Anyone fancy these? How hard would it be to find a banana seat? Totally tempted. I'm just not sure it's a Yamaha frame. If not, it may not be worth the effort.



A good sample.



Got interested listening to the founder of DVO talk about them.


----------



## jimPacNW (Feb 26, 2013)

I knew a kid who had one back in the late 70s iirc. I clearly remember riding it and how it sagged, it was plush!, a little too plush. I don't remember it looking like that one, but my memory rarely seems to be accurate. My cousin had the Kawasaki with the rear suspension and the fake front suspension, - I think those are pretty valuable now, I'm sure they got rid of it just a little too soon. I had a super heavy Schwinn scrambler 36/36, I mowed about a hundred lawns to pay for that pos.


----------



## blog hogs (Feb 13, 2010)

Not a yamaha.Not sure what it is.If nobody here can help,post it here in the name it section.
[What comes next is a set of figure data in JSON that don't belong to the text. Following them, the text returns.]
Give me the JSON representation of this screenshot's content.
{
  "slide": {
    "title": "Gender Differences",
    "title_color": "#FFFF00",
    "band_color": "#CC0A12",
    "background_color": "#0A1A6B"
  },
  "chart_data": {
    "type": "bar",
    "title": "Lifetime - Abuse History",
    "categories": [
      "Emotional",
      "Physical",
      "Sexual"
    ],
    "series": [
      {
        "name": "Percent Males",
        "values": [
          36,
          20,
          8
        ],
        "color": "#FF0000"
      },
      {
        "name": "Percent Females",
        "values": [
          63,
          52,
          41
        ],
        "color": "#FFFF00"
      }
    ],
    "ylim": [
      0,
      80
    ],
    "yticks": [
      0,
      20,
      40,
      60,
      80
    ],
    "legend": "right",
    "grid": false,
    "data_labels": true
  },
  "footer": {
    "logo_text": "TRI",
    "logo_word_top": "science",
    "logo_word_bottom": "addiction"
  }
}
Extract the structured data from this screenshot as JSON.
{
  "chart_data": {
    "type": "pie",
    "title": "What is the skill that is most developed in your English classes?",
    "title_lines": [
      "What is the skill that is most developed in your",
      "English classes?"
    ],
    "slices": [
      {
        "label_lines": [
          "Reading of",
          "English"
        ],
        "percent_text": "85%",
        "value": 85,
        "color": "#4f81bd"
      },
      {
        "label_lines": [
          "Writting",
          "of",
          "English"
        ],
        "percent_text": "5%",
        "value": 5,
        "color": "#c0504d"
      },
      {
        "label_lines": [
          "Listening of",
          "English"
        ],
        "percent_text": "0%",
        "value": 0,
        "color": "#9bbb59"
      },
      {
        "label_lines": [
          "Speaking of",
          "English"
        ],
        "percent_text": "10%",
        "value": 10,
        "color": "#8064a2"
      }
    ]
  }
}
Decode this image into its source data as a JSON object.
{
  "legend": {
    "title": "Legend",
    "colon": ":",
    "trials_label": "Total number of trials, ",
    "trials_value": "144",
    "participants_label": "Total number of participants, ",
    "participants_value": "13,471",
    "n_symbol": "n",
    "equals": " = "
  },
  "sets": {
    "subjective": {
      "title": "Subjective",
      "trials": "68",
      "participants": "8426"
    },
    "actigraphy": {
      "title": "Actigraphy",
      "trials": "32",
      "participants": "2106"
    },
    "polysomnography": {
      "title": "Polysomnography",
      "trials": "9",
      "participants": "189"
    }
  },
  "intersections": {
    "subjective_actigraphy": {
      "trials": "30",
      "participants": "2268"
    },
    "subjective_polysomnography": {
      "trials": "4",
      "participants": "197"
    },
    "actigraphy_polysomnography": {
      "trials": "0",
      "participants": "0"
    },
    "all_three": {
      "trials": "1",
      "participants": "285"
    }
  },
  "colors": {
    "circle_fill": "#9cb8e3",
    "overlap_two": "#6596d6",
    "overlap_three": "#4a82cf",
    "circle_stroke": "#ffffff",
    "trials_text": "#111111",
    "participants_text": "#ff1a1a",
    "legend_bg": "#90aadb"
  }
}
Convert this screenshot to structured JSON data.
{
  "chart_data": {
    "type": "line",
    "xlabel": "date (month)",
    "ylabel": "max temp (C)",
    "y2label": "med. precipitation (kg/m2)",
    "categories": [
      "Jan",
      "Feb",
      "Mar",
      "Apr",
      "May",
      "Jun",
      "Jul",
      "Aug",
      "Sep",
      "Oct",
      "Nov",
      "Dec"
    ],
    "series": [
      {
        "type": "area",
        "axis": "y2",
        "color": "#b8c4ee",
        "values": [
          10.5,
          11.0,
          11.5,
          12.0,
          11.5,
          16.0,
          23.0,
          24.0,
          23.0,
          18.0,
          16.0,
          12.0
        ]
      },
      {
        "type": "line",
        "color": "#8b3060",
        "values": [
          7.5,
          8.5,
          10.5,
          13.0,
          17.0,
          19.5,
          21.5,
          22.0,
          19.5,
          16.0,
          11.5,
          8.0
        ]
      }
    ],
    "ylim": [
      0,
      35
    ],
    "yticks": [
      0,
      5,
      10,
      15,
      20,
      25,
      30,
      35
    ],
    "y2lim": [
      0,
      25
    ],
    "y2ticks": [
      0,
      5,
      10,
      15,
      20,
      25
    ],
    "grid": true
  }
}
BMXmuseum.com Forums


----------



## syklystt (Mar 31, 2010)

I have this raleigh waiting for a rebuild (frame looks real close to yours)....mostly in good condition...and the fork/shocks still work well.....I remember riding a raleigh and a yamaha way back when....very cool bike you have even if its not a yamaha (shure looks close to it though...maybe a different year/model)...good luck with it...should still be fun to play on.:thumbsup:


----------



## MTB Pharm (Mar 10, 2007)

I had one of these when I was a kid (don't remember the brand). My dad got it from a garage sale. Mine had a seat similar to the raleigh sykystt posted. We called them pineapple seats. Bing!'s bike has similar tabs on the back of the frame for seat mounting. 

I don't think you'd be looking for a banana seat. Banana seats usually still attaches via a seatpost and the two side supports. Your bike nor the raleigh has a seat tube. You might be able to find a replacement off of a mini-bike


----------



## Uncle Grumpy (Oct 20, 2005)

I had a similar thing when I was a kid, a Repco Monoshock. Rather than the two springs at the rear it had a big spring in the frame with a pivoting rear triangle. Had very short cranks, very overgeared and massively heavy. I lived at the bottom of a hill, I got strong as a result of that bike. 

It was a Christmas present from my grandparents, I still have it and I restored it a few years ago. I don't have pics.

Get it and build it up, they make a great pit bike!

Grumps


----------